ADD GYK Üyesi Öner Tanık Yazdı; BAHRİYE ÜÇOK’UN MÜCADELESİ
Kumru Üçok, 6 Ekim 1990 günü, kargo şirketinin kapıya bıraktığı ihbar kâğıdı üzerine kargo şirketine gitti. Paketi teslim aldı ve eve dönerek kendi elleriyle annesine teslim etti. Bahriye Üçok, ölüm tehditleri aldığı için bu konularda dikkatliydi. Ancak paketin yırtılan bir ucundan, içinde bir kitap olduğu görünüyordu. Sonuçta paketin açılması ve kitabın içinde gizlenen bombanın patlaması ile Türkiye’de ilk kez bir kadın, düşünceleri nedeniyle katlediliyordu. O’nu katledenler, Bahriye Üçok gibi birinin ancak bir kitabı görünce paketi açacağını, ancak bir kitaptan zarar görülmeyeceğini bildiğini hesaplamışlardı.
Evet, Bahriye Üçok’u yitirmemizin üzerinden 28 yıl geçti. Dile kolay gelebilir; 28 yıl, bir insan ömrünün neredeyse üçte biridir. Devletlerin ömrü içinse bir süre biçmek doğru değil. Ama devletlerin nitelikleri ve bu niteliklerin ömrüyle ilgili yorumlar yapmak, nesnel olgular ışığında öngörülerde bulunmak olasıdır.
Bahriye Üçoksuz geçen 28 yılda Türkiye’de 15 hükûmet kuruldu.
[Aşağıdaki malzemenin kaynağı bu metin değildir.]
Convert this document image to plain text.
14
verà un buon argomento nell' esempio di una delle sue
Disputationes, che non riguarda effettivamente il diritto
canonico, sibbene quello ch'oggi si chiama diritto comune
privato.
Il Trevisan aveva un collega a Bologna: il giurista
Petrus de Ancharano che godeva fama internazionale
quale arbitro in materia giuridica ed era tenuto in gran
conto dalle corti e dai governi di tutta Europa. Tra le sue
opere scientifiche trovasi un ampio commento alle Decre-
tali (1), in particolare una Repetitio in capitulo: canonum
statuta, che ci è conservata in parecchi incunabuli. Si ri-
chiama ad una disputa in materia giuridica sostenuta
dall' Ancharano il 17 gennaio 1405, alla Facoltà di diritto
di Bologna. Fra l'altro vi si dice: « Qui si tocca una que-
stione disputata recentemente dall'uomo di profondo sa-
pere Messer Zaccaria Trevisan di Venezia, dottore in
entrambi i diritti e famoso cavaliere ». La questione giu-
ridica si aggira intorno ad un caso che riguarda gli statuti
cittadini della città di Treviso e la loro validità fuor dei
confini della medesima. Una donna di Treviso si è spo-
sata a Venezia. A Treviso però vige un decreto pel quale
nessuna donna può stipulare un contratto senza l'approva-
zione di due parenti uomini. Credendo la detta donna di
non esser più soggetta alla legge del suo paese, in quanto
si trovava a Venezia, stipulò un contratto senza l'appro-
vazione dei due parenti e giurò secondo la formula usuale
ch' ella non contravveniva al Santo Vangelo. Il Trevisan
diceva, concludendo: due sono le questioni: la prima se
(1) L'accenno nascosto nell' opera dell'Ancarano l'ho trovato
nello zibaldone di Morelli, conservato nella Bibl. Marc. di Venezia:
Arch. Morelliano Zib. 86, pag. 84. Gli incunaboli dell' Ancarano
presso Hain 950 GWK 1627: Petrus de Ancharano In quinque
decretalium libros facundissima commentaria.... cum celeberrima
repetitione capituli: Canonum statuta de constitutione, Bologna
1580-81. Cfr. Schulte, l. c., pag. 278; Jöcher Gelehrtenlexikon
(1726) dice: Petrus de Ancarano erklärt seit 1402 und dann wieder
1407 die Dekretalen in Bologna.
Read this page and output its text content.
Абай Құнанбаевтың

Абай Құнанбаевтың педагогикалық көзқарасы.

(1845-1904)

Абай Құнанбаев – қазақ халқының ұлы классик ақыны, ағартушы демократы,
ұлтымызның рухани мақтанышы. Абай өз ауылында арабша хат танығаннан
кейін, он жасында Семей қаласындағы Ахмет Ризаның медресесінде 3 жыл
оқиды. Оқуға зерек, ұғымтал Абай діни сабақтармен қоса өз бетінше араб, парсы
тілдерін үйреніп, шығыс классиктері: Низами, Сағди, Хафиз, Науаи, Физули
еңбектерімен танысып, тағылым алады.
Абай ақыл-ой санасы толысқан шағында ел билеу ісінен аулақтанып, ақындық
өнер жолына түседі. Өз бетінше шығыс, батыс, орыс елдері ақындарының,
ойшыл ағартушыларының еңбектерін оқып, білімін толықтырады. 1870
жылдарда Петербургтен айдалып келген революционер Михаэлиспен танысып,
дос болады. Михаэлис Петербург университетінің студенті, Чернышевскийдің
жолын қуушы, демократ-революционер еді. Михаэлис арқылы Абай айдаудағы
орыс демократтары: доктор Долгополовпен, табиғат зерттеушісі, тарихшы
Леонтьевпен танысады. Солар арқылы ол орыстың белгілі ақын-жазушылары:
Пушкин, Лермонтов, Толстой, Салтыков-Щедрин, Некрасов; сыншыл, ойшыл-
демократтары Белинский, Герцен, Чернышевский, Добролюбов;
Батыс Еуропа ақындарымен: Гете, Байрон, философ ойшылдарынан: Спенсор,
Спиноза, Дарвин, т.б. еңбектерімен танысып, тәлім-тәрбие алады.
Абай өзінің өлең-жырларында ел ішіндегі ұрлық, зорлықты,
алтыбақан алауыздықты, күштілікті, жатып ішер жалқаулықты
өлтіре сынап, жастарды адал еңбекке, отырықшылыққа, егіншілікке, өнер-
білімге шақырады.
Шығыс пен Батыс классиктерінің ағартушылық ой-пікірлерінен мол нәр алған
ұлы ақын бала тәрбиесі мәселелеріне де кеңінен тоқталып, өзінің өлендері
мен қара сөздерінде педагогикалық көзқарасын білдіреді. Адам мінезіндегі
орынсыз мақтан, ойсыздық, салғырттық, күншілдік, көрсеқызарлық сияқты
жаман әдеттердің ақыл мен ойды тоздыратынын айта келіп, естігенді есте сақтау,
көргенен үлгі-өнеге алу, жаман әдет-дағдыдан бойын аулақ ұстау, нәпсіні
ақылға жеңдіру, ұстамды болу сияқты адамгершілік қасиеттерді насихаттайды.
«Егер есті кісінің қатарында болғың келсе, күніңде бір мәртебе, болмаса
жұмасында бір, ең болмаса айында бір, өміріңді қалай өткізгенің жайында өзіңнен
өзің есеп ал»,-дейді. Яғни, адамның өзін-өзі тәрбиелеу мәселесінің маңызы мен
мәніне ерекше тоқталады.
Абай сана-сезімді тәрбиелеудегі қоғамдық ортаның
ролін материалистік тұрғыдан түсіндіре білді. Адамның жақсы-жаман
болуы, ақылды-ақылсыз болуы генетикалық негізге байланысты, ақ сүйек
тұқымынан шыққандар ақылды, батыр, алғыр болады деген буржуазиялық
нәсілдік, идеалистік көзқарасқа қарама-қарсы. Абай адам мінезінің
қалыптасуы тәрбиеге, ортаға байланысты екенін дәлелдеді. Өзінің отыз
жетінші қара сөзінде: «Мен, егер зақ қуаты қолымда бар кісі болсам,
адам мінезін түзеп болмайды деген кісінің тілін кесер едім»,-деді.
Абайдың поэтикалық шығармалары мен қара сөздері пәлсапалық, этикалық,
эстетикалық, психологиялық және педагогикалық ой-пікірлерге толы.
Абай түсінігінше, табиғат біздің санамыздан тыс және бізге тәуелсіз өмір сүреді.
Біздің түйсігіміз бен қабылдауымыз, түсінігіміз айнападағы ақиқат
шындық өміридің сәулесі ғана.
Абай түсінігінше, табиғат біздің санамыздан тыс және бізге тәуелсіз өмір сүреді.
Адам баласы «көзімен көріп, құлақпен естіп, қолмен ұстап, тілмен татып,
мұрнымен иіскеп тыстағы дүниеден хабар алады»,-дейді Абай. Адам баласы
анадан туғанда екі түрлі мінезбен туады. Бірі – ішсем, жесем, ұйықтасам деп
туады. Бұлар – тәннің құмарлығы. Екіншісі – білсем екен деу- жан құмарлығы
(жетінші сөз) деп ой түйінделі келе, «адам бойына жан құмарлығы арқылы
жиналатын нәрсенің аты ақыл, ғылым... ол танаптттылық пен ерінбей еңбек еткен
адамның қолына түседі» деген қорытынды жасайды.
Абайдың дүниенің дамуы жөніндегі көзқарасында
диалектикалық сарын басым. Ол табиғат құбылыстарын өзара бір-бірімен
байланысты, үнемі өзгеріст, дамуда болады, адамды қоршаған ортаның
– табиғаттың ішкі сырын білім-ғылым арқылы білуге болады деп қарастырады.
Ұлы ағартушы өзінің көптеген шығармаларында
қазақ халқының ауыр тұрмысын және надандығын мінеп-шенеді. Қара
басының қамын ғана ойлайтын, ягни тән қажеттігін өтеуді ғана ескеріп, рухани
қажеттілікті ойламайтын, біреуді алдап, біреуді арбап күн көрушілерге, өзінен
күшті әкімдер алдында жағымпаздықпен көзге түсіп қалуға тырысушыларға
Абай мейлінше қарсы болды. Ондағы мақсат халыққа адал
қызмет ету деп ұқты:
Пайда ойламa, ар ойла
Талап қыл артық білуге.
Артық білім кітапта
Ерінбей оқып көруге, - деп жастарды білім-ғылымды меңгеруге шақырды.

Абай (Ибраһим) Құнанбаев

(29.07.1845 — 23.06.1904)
Sekiz başbakan, beş cumhurbaşkanı görev yaptı ve üç defa da halk oylamasına gittik.
Anımsarsak, 2007 halk oylaması cumhurbaşkanının halk tarafından seçilmesi başta olmak üzere birtakım anayasa değişikliklerini kapsıyordu. 2010 anayasa değişikliği halk oylaması özellikle yüksek yargı yapılanmasındaki “yargı bağımsızlığını yok eden hükümleriyle” dikkat çekiyordu. Ve parlamenter sistemi kâğıt üstünde bırakan, kuvvetler ayrılığını kaldıran ve tek adam yönetimini getiren son halk oylaması ise 2017 yılında yapıldı. Özetle, anayasada, yasalarda ve yönetmeliklerde yapılan köklü değişikliklerle ve idari uygulamalarla Cumhuriyet rejimi hedef alındı, temellerini Atatürk’ün attığı laik ve demokratik parlamenter düzen yerine Cumhuriyetin kuruluş felsefesine karşıt bir tek adam yönetim yapısı getirildi.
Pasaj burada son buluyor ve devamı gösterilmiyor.